Por tanto, para Krauss todo estaba ahora claro: los niveles de colesterol LDL no nos informan de nada, porque lo importante es saber qué niveles hay de partículas LDL pequeñas y grandes. De este modo, era más peligroso tener un LDL bajo formado básicamente por partículas pequeñas que un LDL alto de básicamente partículas grandes. Sólo este nuevo hecho era una afrenta a la industria de fármacos para reducir el colesterol LDL, pues éstos no discriminan entre partículas grandes o pequeñas.
Pero Krauss fue bastante más allá. ¿Cómo afecta la dieta a la composición de las partículas de colesterol LDL? Dejando atrás todo lo hasta entonces creído por el mainstream científico, confrontó a las grasas saturadas frente a los subtipos de colesterol LDL que descubrió. Y los resultados no fueron sino revolucionarios: las grasas saturadas aumentaban el colesterol LDL bueno de partículas grandes, mientras los hidratos de carbono (especialmente los refinados o el azúcar) eran los principales responsables de aumentar el colesterol LDL malo de partículas pequeñas.
Krauss, nadie lo duda por su comportamiento, fue bastante cauto a la hora de hacer valer sus descubrimientos. Y es que nadie quería pagar el precio de la marginación académica por salirse del status quo. No obstante, su influencia fue clara cuando en 1996 las recomendaciones dietéticas de la AHA (Asociación Americana del Corazón) distinguieron distintos ácidos grasos saturados. Por ejemplo, la grasa saturada predominante en la carne es en forma de ácidos grasos saturados esteáricos, un tipo de grasa saturada que mejora tanto el colesterol LDL bueno como el colesterol bueno o HDL. Aceptar que la grasa animal era beneficiosa para el corazón y que la dieta oficial baja en grasas era perjudicial a la luz de los nuevos hallazgos era algo demasiado difícil de tragar.
Lo que realmente hizo Krauss fue avivar la corriente científica que nunca había creído en la teoría de y contra el colesterol y que hasta entonces parecía dormir el eterno sueño de la estigmatización.
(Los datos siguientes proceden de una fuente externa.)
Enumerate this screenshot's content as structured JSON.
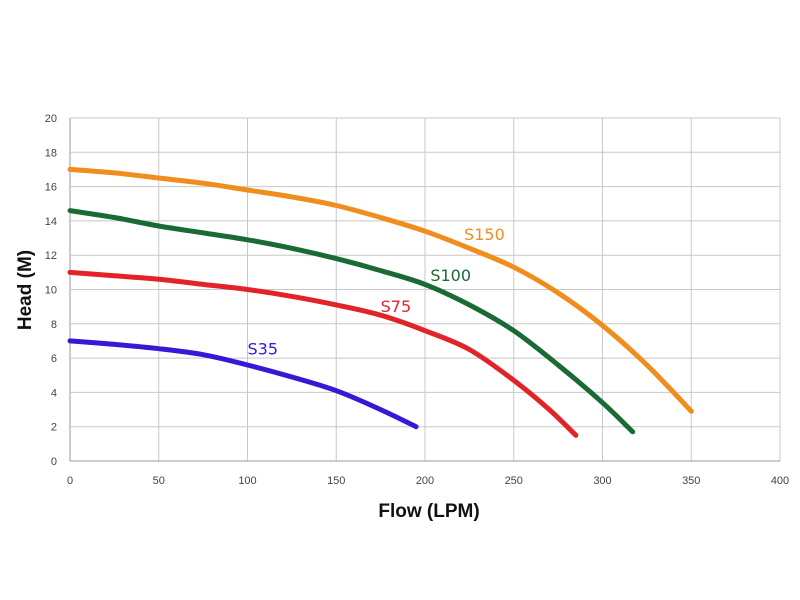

Y aunque en los restantes años 90 y 2000 Krauss tuvo que hacer frente a una tromba de científicos colesterolfóbicos queriendo lapidarle académicamente (como Eckel y Lichtenstein en la AHA), no fue en vano.
En 2010, la Academia de Nutrición y Dietética de EEUU organizó un evento llamado El Gran Debate de la Grasa. Dariush Mozaffarian, una de las estrellas en epidemiología de Harvard, fue claro: "Los expertos deben focalizarse en los hidratos de carbono; es inútil seguir centrándonos en las grasas saturadas".